Well, who’d have thought I could come up with 30 facts…..they weren’t all fab and fun but they are the truth and this challenge has actually made me think more about my self and life than I normally would. Introspection can be a wonderful thing at times!

I’ve noticed recently a lot of new readers, for which I am both stunned and very grateful, feel free to drop me a line, say Hello! or just pass on your thoughts of what I write. I’m always up for meeting new people and experiencing new lives.

 

10 things which surprise you about people

this will be tricky, do i do this as “things about humanity” or things about my friends?

1) the way people feel the need to stress…….. like its going to make any difference to the people lives, “i havent slept for a week while working on this project” basically means, you’ve been stressing and making yourself ill for a work project……….NOT WORTH IT

2) the hypocrisy of some people………a lion gets shot (not nice i agree) and people are up in arms, surely the fact that people are starving to death is a bit more important?

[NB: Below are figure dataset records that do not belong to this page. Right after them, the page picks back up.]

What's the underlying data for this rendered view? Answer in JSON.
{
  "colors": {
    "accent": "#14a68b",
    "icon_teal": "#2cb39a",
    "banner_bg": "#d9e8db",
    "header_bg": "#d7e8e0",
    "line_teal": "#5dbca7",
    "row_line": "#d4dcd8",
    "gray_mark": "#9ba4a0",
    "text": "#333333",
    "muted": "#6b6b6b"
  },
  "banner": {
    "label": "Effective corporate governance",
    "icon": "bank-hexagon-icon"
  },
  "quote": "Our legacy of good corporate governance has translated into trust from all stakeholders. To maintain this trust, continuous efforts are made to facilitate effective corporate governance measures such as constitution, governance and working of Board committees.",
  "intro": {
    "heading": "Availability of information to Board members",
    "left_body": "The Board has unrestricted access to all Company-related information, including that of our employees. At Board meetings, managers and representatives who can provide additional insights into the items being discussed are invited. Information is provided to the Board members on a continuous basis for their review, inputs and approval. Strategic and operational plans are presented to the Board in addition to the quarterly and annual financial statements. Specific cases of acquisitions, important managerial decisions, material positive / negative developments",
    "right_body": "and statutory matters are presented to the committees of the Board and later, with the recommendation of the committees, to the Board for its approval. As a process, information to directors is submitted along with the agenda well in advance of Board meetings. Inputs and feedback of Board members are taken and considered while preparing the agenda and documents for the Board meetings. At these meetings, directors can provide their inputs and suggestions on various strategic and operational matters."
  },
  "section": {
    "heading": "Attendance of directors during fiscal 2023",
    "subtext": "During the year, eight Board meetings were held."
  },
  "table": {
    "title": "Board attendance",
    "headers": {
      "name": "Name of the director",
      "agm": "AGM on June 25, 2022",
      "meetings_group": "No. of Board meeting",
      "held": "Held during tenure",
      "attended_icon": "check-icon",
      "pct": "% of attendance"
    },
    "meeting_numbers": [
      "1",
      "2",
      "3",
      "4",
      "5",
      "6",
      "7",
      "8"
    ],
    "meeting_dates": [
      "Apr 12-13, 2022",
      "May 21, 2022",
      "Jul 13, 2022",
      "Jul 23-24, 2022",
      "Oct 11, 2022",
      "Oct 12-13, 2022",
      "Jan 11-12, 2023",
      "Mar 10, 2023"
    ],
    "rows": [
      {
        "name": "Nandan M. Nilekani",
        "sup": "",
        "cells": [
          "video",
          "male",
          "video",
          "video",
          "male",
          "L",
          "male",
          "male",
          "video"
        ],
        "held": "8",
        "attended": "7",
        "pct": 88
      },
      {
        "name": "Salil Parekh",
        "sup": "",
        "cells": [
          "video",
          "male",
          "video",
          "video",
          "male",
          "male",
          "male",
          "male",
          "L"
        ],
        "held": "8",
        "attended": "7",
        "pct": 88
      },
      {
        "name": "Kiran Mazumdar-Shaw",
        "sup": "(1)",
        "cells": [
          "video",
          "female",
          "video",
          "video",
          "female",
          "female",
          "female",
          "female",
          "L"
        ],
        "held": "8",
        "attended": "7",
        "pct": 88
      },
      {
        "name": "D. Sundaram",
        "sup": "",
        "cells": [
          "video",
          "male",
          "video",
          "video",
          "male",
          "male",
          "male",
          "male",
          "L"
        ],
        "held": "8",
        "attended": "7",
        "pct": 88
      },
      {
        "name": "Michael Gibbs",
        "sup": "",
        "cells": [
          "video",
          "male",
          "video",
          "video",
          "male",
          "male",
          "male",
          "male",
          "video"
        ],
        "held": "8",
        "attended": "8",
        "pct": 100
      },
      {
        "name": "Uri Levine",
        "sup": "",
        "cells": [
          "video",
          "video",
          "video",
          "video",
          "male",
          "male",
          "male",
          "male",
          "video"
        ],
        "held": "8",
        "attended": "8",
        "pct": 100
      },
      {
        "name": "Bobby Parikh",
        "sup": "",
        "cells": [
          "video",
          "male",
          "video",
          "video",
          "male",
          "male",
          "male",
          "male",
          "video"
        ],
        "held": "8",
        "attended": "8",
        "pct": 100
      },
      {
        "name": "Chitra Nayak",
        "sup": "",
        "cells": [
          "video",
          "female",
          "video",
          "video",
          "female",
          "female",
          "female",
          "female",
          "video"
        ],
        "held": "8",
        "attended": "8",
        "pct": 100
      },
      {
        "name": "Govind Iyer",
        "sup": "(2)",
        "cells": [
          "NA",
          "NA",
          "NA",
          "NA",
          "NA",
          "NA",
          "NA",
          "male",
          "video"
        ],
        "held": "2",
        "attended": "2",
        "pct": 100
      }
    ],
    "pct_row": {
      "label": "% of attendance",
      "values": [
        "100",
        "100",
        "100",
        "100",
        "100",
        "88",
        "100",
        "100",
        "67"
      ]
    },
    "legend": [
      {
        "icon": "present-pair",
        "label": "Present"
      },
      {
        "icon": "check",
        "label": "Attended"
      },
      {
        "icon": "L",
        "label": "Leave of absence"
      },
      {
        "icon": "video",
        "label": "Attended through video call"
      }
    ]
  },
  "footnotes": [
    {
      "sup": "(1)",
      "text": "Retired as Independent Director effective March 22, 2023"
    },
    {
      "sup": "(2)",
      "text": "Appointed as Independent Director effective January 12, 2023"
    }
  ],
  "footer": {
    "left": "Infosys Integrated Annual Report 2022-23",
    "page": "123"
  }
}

3) the futility of terrorism……it never works yet it still happens

4) ex smokers/new veggies/vegans etc……..im happy youve made a change in your life, but theres really no need to keep trying to tell me i need to change mine, i like my life and if i need to change it, I will, not because i suddenly get bombarded with people saying “ive done it, so you can too”

5) that even after all this time, people still get judged for what they look like, when will we learn?

6) that no one has invented jet packs yet, tomorrows world promised them to my parents, so where the hells mine?

7) that people bother to be my friend, im not a nice person yet there seems to be some who ignore that and try to find a nice inner me.

8) sometimes, the kindness of strangers makes me cry, people are (in my opinion) mostly bastards, and then someone will come along who is generally nice and that puts my opinions in the dust.

9) that people still expect that their vote counts, i mean, it does and i feel everyone should be made to vote, even if its to ruin their ballot paper, thats fine, but im really shocked at the amount of people who vote and have no real idea what they are doing. ive had so many conversations with people who feel that because their parents voted one way, thats the way to go, or because a party says they’re going to do something that appeals to you doesnt mean you shouldnt investigate what else they’re going to do. actually, my post should be that people dont get taught these things anymore, and very few actually take the time to be interested in their own welfare.

thats it, ive finally reached the pinnacle of this………my biggest thing about humanity is this………..

10) how can people not have curiosity, about life, the world, the way we live, others on this planet, how things work, where things come from how things are made. Im such a nosey bugger but im also naturally curious. i dont understand people who are stupid and happy about this fact. those who revel in ignorance really arent my type at all. my brain is always working and fizzing, i like taking on new challenges and learning is always close by, even if im watching tv quizzes i like to think im improving my brain. so yeah, that astounds me, that people dont always have as pulp said “a thirst for knowledge”.